Enter our three protagonists, each so perfectly constructed for literary adaptation that it's hard to believe Evelyn Waugh didn't dream them up during a migraine:

  • Kermit "Kim" Roosevelt, the cousin of Archie and grandchild of Teddy, who strode into Iran in 1953 and, with all the swagger of a man whose bookshelf included his grandfather's big stick, orchestrated the coup that toppled Mosaddeq. It was an act of geopolitical vandalism that made regime change look as easy as changing your socks, and just about as consequential—until the hangover arrived.
  • Archibald "Archie" Roosevelt, the scholarly one, was fluent in Arabic and also skilled in the tragicomic art of American idealism, which involved trying to sell democracy to kings and oilmen without getting sand in the brochures.
  • Miles Copeland, the Alabama-born jazz trumpeter turned clandestine puppeteer. The kind of man who could discuss Plato, play bebop, and topple a government all before breakfast, then explain it all as merely "bureaucratic improvisation."

Together, they formed a band of Arabists, romantics who wanted to rid the region of European overlords and replace them with a gentler, more benevolent form of American influence, driven less by oil greed and more by... well, okay, also oil greed, but with an accent that suggested diplomacy rather than conquest. At first, they attempted to support Arab nationalism (Nasser, Ba'athism, and Pan-Arab dreams). But then the Cold War arrived with its icy binary logic, and suddenly it was either Moscow or McLean, Virginia.

As Wilford demonstrates with scholarly elegance and an undertow of despair, the noble intentions curdled quickly. The Arabists' dreams of cultural kinship were swept aside by Eisenhower-era paranoia, Dullesian rigidity, and the rising influence of the pro-Israel lobby. "Crypto-diplomacy"—the shadowy art of whispering to kings and coups in smoky side rooms—flourished. But with every clandestine meeting and CIA-backed gambit, trust was eroded, alliances soured, and the Arab street grew wise to the meddling of men who mistook Lawrence of Arabia for an instruction manual.

Wilford's strength lies not just in his access to archives and declassified files (though these are abundant), but in his gift for biography. The Roosevelts and Copeland are not just men; they are archetypes—tragic, bumbling, sometimes brilliant avatars of a nation that believed it could rewire the world through charm, money, and "tough love." What they accomplished, instead, was laying the foundation for decades of distrust, uprisings, and bloodshed—an unintended legacy as American as apple pie laced with Semtex.

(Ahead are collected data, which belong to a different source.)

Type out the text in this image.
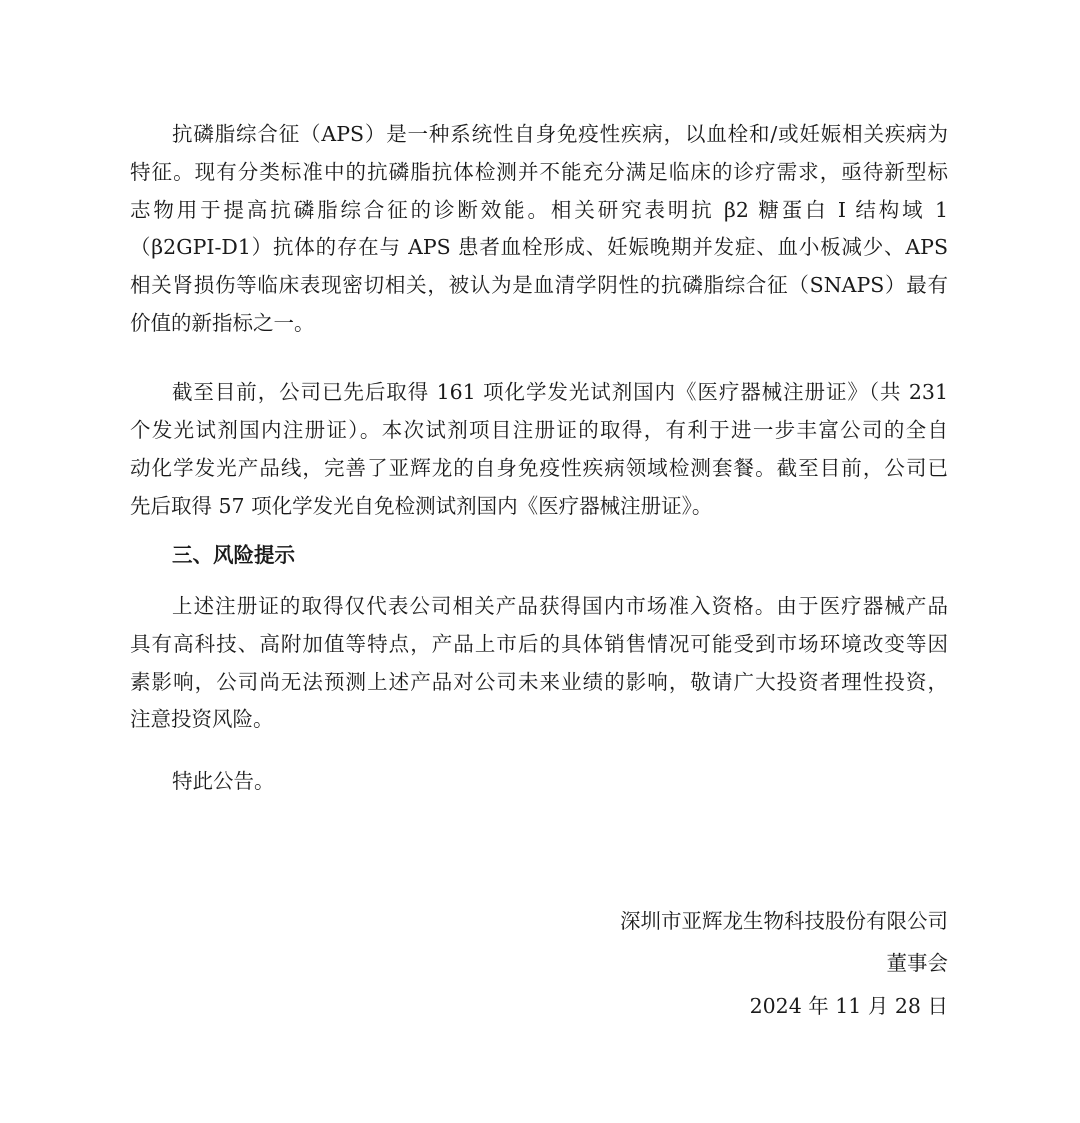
抗磷脂综合征（APS）是一种系统性自身免疫性疾病，以血栓和/或妊娠相关疾病为
特征。现有分类标准中的抗磷脂抗体检测并不能充分满足临床的诊疗需求，亟待新型标
志物用于提高抗磷脂综合征的诊断效能。相关研究表明抗 β2 糖蛋白 I 结构域 1
（β2GPI-D1）抗体的存在与 APS 患者血栓形成、妊娠晚期并发症、血小板减少、APS
相关肾损伤等临床表现密切相关，被认为是血清学阴性的抗磷脂综合征（SNAPS）最有
价值的新指标之一。
截至目前，公司已先后取得 161 项化学发光试剂国内《医疗器械注册证》（共 231
个发光试剂国内注册证）。本次试剂项目注册证的取得，有利于进一步丰富公司的全自
动化学发光产品线，完善了亚辉龙的自身免疫性疾病领域检测套餐。截至目前，公司已
先后取得 57 项化学发光自免检测试剂国内《医疗器械注册证》。
三、风险提示
上述注册证的取得仅代表公司相关产品获得国内市场准入资格。由于医疗器械产品
具有高科技、高附加值等特点，产品上市后的具体销售情况可能受到市场环境改变等因
素影响，公司尚无法预测上述产品对公司未来业绩的影响，敬请广大投资者理性投资，
注意投资风险。
特此公告。
深圳市亚辉龙生物科技股份有限公司
董事会
2024 年 11 月 28 日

There are set pieces here that should be taught in film school. Kim Roosevelt's cloak-and-dagger antics in Tehran deserve their own Netflix series (working title: The Coup and the Cousin). Archie's tortured allegiance to Arab culture while navigating CIA orders feels like a spy novel written by Edward Said. And Copeland—my word, Copeland—is the kind of rogue intellect that could only have thrived in a bureaucracy where jazz and regime change share equal billing.

In the end, America's Great Game is a deeply researched elegy for a time when American foreign policy was defined by people who knew how to pronounce "Beirut," but who nevertheless plunged the region into a whirlpool of coups, contradictions, and betrayal. It reads less like a conventional history and more like a grainy, overexposed home movie of a wedding that slowly turns into a funeral.

For anyone who has ever asked, "How on earth did we get here?"—Wilford offers a clear, compelling, and crushing answer. We got here, quite simply, by trying to play chess on a map soaked in oil and ancient grievance, using pieces we didn't understand, in a game we thought we'd invented.

And like Miles Copeland said, in the end, there were no winners. Only survivors.

Highly recommended. Though best read with a stiff drink and a globe within arm's reach.